As all fairy tales not retold by Disney, there is an element of cruelty in it. The little man escapes from its sugary evironment and family to seek liberty. After many an adventure, he ends under the teeeth of the fox. One gets rather fond of the Gingerbread Man and mourns its death, blaming the fox, as children often prefer freedom and exloration of the world to a sweet and too protective environment. A slight punishement would certainly be appropriate. But to be devoured by a fox... This is a bit too much.
Then the Ginerbread Man reminds one of Hansel and Gretel and the house of the Witch. Not a very funny tale either. One that sent me under my duvet and made me ask whether Mother or Father had well looked under my bed and in the wardrobe and in all nooks and crannies of my bedroom.
Oh, the house is wholly seducive and alluring but what about the Witch who is ready to cook and eat Hansel with the non willing help of Gretel? There is no need of a psychiatrist or a feminist or Bruno Bettelheim for a child to see that something is absolutely wrong in this tale. Gluttony, for one.
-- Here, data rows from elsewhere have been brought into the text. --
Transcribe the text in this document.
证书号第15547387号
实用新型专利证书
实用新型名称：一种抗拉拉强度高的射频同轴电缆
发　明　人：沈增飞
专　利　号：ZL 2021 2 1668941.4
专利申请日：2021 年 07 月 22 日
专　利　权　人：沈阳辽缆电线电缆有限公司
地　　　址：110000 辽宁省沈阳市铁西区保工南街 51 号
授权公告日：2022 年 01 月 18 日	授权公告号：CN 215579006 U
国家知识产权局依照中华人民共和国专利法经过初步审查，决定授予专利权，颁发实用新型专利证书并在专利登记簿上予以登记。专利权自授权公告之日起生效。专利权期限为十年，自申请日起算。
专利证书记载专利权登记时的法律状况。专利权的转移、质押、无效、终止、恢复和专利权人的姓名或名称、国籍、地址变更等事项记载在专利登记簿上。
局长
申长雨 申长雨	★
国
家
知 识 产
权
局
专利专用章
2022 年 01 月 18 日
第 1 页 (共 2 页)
Is it gluttony to eat the Gingerbread Man? Or worse than that, is it greed?
On a practical level, having lived in Sweden, the Gingerbread Man has a more positive or less culpabilising version there under the form of the cinamon and spicy Annas Peperkakor.
No eyes to look at you and no story of foxes and witches or of bishops as with Saint Nicolas, Sankt Niklaus or Sankt Nicklas, the ancestor of Santa Claus, saving children from the furnace where there have been locked up - another story of cooking. But more on December, 6th.
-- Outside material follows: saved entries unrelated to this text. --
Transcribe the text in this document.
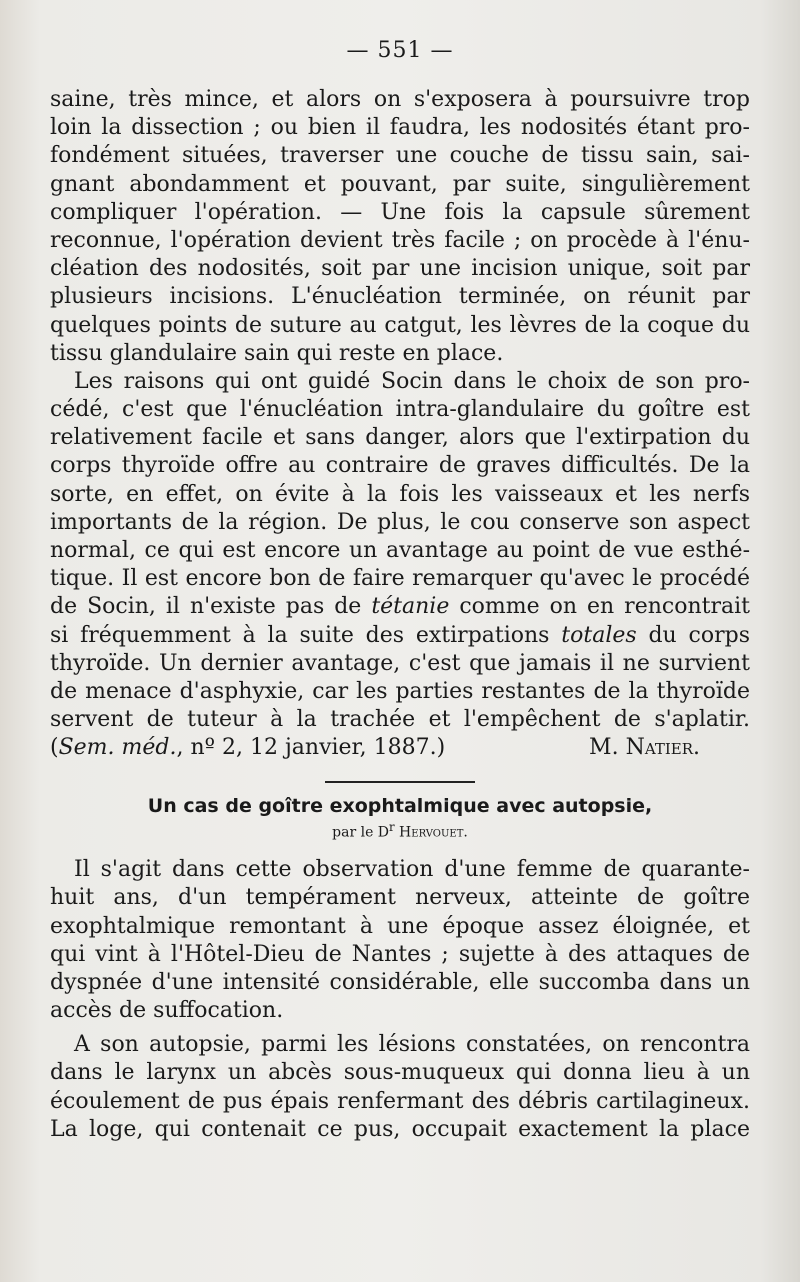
— 551 —
saine, très mince, et alors on s'exposera à poursuivre trop
loin la dissection ; ou bien il faudra, les nodosités étant pro-
fondément situées, traverser une couche de tissu sain, sai-
gnant abondamment et pouvant, par suite, singulièrement
compliquer l'opération. — Une fois la capsule sûrement
reconnue, l'opération devient très facile ; on procède à l'énu-
cléation des nodosités, soit par une incision unique, soit par
plusieurs incisions. L'énucléation terminée, on réunit par
quelques points de suture au catgut, les lèvres de la coque du
tissu glandulaire sain qui reste en place.
Les raisons qui ont guidé Socin dans le choix de son pro-
cédé, c'est que l'énucléation intra-glandulaire du goître est
relativement facile et sans danger, alors que l'extirpation du
corps thyroïde offre au contraire de graves difficultés. De la
sorte, en effet, on évite à la fois les vaisseaux et les nerfs
importants de la région. De plus, le cou conserve son aspect
normal, ce qui est encore un avantage au point de vue esthé-
tique. Il est encore bon de faire remarquer qu'avec le procédé
de Socin, il n'existe pas de tétanie comme on en rencontrait
si fréquemment à la suite des extirpations totales du corps
thyroïde. Un dernier avantage, c'est que jamais il ne survient
de menace d'asphyxie, car les parties restantes de la thyroïde
servent de tuteur à la trachée et l'empêchent de s'aplatir.
(Sem. méd., nº 2, 12 janvier, 1887.)	M. Natier.
Un cas de goître exophtalmique avec autopsie,
par le $D^r$ Hervouet.
Il s'agit dans cette observation d'une femme de quarante-
huit ans, d'un tempérament nerveux, atteinte de goître
exophtalmique remontant à une époque assez éloignée, et
qui vint à l'Hôtel-Dieu de Nantes ; sujette à des attaques de
dyspnée d'une intensité considérable, elle succomba dans un
accès de suffocation.
A son autopsie, parmi les lésions constatées, on rencontra
dans le larynx un abcès sous-muqueux qui donna lieu à un
écoulement de pus épais renfermant des débris cartilagineux.
La loge, qui contenait ce pus, occupait exactement la place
Those Swedish biscuits were my joy when I was a child and after. There was no Christmas without them. When we were in Paris, we went to the Swedish shop in the Rue des Ecoles to buy our load of blue tins or the special, red ones, made for Juletime. Crunching, munching one's way through one biscuit, then let another one melt slowly in the mouth, a scented paste gulped down with tea or coffee, what a treat!
And the Advent calendar may display you, all beautiful to be admired.